I couldn't really use any industrial process - I have swallows ,red starts , little owls , eagle owls , long eared owls , bats etc in various outbuildings and places , some are protected species and can't be disturbed

A broom is my best option - I do have a problem with wasps which needs a bit more care , normally use a long stick to dislodge nest and then clear up after wasps have flown away


----------



## MyBoySi (Dec 1, 2011)

shop vac with a long hose
_Posted via Mobile Device_


----------



## kewpalace (Jul 17, 2013)

MyBoySi said:


> shop vac with a long hose


I don't have a barn, but use my shop vac for my (and friend's) garages and my well pump house. It's da bomb! :wink:


----------



## dawnandduke2002 (Sep 28, 2015)

*Cobwebs*

My barn is over 100 years old and I use it every day, but it still houses many barn spiders. I've been noticing that the spiders' webs have been inching close to where I work, though, so time to do some dusting. I just take a sweep and bat the ceiling, edges... etc. I would NOT recommend power washing if you don't have water panels in your floor to drain it. I tried power washing my barn and it didn't turn out well, I found myself sweeping old water out the barn that afternoon after it just puddled in low spots.


----------



## Dreamcatcher Arabians (Nov 14, 2010)

Ettore The Original Webster All-Purpose Duster - Walmart.com

Webster is your FRIEND. He comes with a roughly 10 foot pole and even I can reach almost up to the top of the walls, into the rafters with it. It'll take those cobwebs down in a second. 

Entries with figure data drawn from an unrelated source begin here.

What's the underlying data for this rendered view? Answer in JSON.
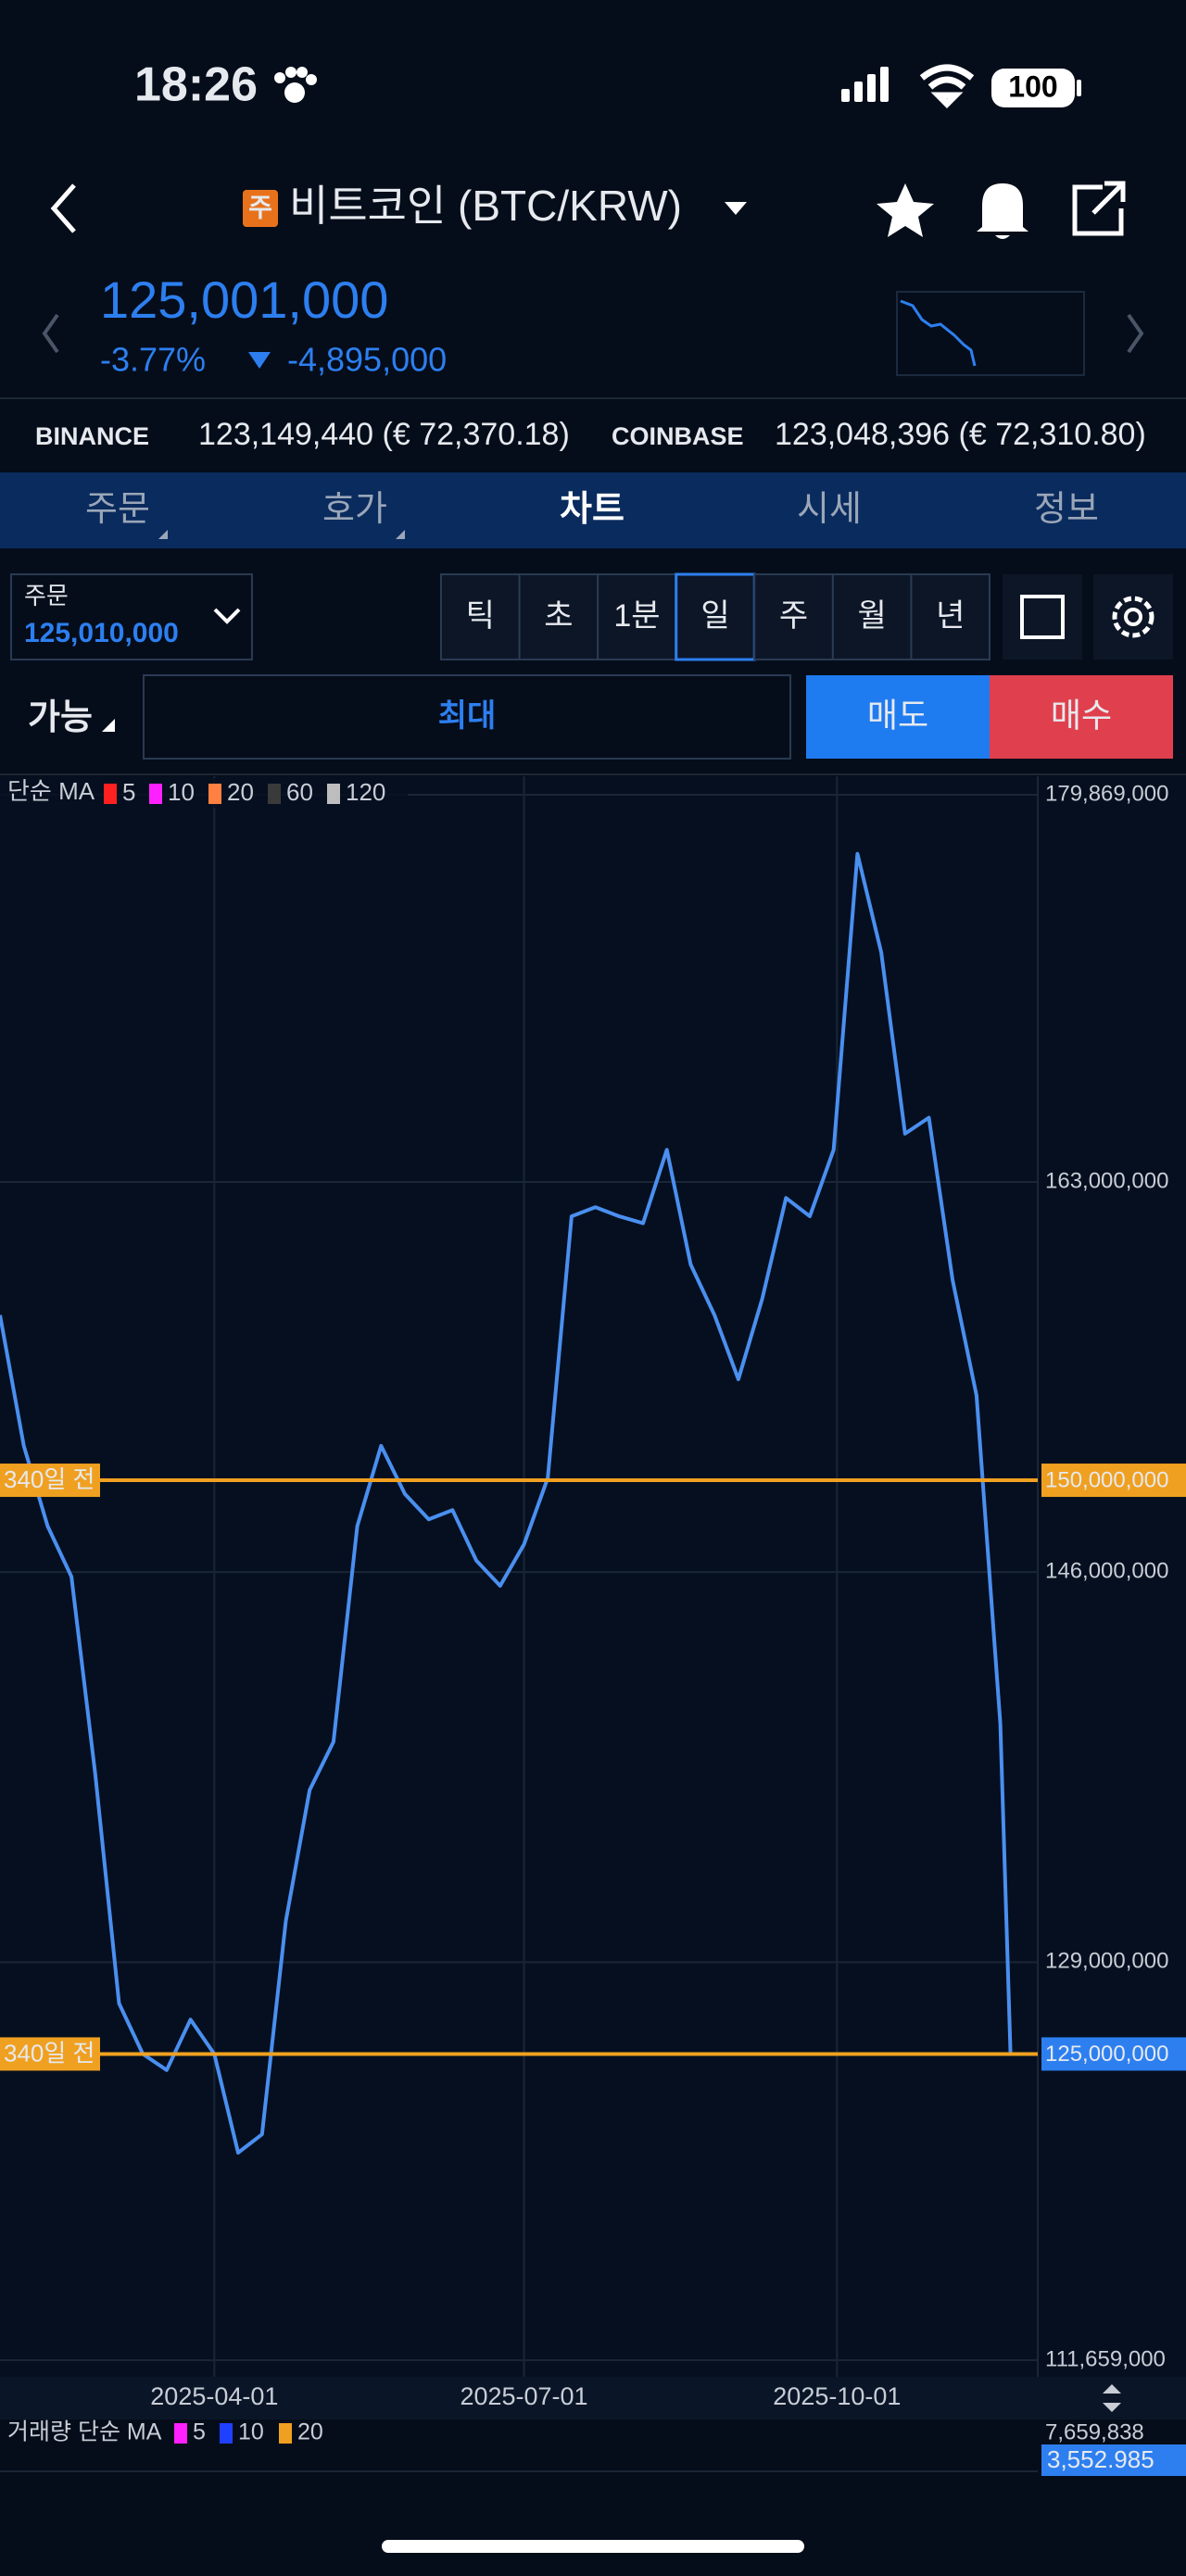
{
  "status_bar": {
    "time": "18:26",
    "battery": "100"
  },
  "header": {
    "badge": "주",
    "title": "비트코인 (BTC/KRW)"
  },
  "quote": {
    "price": "125,001,000",
    "change_pct": "-3.77%",
    "change": "-4,895,000"
  },
  "exchanges": [
    {
      "name": "BINANCE",
      "price": "123,149,440 (€ 72,370.18)"
    },
    {
      "name": "COINBASE",
      "price": "123,048,396 (€ 72,310.80)"
    }
  ],
  "tabs": [
    "주문",
    "호가",
    "차트",
    "시세",
    "정보"
  ],
  "active_tab": 2,
  "order": {
    "label": "주문",
    "price": "125,010,000"
  },
  "intervals": [
    "틱",
    "초",
    "1분",
    "일",
    "주",
    "월",
    "년"
  ],
  "active_interval": 3,
  "trade": {
    "available": "가능",
    "amount": "최대",
    "sell": "매도",
    "buy": "매수"
  },
  "chart_data": {
    "type": "line",
    "color": "#4a8ff0",
    "x": [
      "2025-01-28",
      "2025-02-04",
      "2025-02-11",
      "2025-02-18",
      "2025-02-25",
      "2025-03-04",
      "2025-03-11",
      "2025-03-18",
      "2025-03-25",
      "2025-04-01",
      "2025-04-08",
      "2025-04-15",
      "2025-04-22",
      "2025-04-29",
      "2025-05-06",
      "2025-05-13",
      "2025-05-20",
      "2025-05-27",
      "2025-06-03",
      "2025-06-10",
      "2025-06-17",
      "2025-06-24",
      "2025-07-01",
      "2025-07-08",
      "2025-07-15",
      "2025-07-22",
      "2025-07-29",
      "2025-08-05",
      "2025-08-12",
      "2025-08-19",
      "2025-08-26",
      "2025-09-02",
      "2025-09-09",
      "2025-09-16",
      "2025-09-23",
      "2025-09-30",
      "2025-10-07",
      "2025-10-14",
      "2025-10-21",
      "2025-10-28",
      "2025-11-04",
      "2025-11-11",
      "2025-11-18",
      "2025-11-21"
    ],
    "values": [
      157200000,
      151500000,
      148000000,
      145800000,
      137200000,
      127200000,
      125000000,
      124300000,
      126500000,
      125000000,
      120700000,
      121500000,
      130800000,
      136500000,
      138600000,
      148000000,
      151500000,
      149400000,
      148300000,
      148700000,
      146500000,
      145400000,
      147200000,
      150100000,
      161500000,
      161900000,
      161500000,
      161200000,
      164400000,
      159400000,
      157200000,
      154400000,
      157900000,
      162300000,
      161500000,
      164400000,
      177300000,
      173000000,
      165100000,
      165800000,
      158700000,
      153700000,
      139400000,
      125001000
    ],
    "xlim": [
      "2025-01-28",
      "2025-11-29"
    ],
    "xticks": [
      "2025-04-01",
      "2025-07-01",
      "2025-10-01"
    ],
    "ylim": [
      111659000,
      179869000
    ],
    "yticks": [
      {
        "value": 111659000,
        "label": "111,659,000"
      },
      {
        "value": 129000000,
        "label": "129,000,000"
      },
      {
        "value": 146000000,
        "label": "146,000,000"
      },
      {
        "value": 163000000,
        "label": "163,000,000"
      },
      {
        "value": 179869000,
        "label": "179,869,000"
      }
    ],
    "grid": true,
    "legend": {
      "title": "단순 MA",
      "items": [
        {
          "label": "5",
          "color": "#ff2020"
        },
        {
          "label": "10",
          "color": "#ff20ff"
        },
        {
          "label": "20",
          "color": "#ff8040"
        },
        {
          "label": "60",
          "color": "#3a3a3a"
        },
        {
          "label": "120",
          "color": "#bdbdbd"
        }
      ]
    },
    "levels": [
      {
        "value": 150000000,
        "label": "150,000,000",
        "note": "340일 전",
        "color": "#f0a020",
        "badge": "#f0a020"
      },
      {
        "value": 125000000,
        "label": "125,000,000",
        "note": "340일 전",
        "color": "#f0a020",
        "badge": "#2d7ff0"
      }
    ],
    "volume": {
      "title": "거래량 단순 MA",
      "items": [
        {
          "label": "5",
          "color": "#ff20ff"
        },
        {
          "label": "10",
          "color": "#2040ff"
        },
        {
          "label": "20",
          "color": "#f0a020"
        }
      ],
      "max_label": "7,659,838",
      "last_label": "3,552.985"
    }
  }
}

And you can chase chickens with it............


----------



## Clayton Taffy (May 24, 2011)

I use a broom.


----------



## Saddlebag (Jan 17, 2011)

Spider webs catch all kinds of bugs. Its a build up of hay dust that can pose a fire problem.


----------



## Fatlegsuperpony (Dec 23, 2015)

Dreamcatcher Arabians said:


> Ettore The Original Webster All-Purpose Duster - Walmart.com
> 
> Webster is your FRIEND. He comes with a roughly 10 foot pole and even I can reach almost up to the top of the walls, into the rafters with it. It'll take those cobwebs down in a second.
> 
> ...



Yes these things rock.


----------



## 40232 (Jan 10, 2013)

I have put this warning on here before, but BE CAREFUL about not letting cobwebs get into water buckets, feed buckets, etc. Years ago a barn I used to go to cleaned their cobwebs out of the rafters... Well one of their gorgeous Paso Fino stallions had a major allergic reaction to the cobwebs landing in his buckets and they nearly lost him. I'm sure it doesn't happen every day, but it should be in the back of your mind when letting all of those cobwebs drop.


----------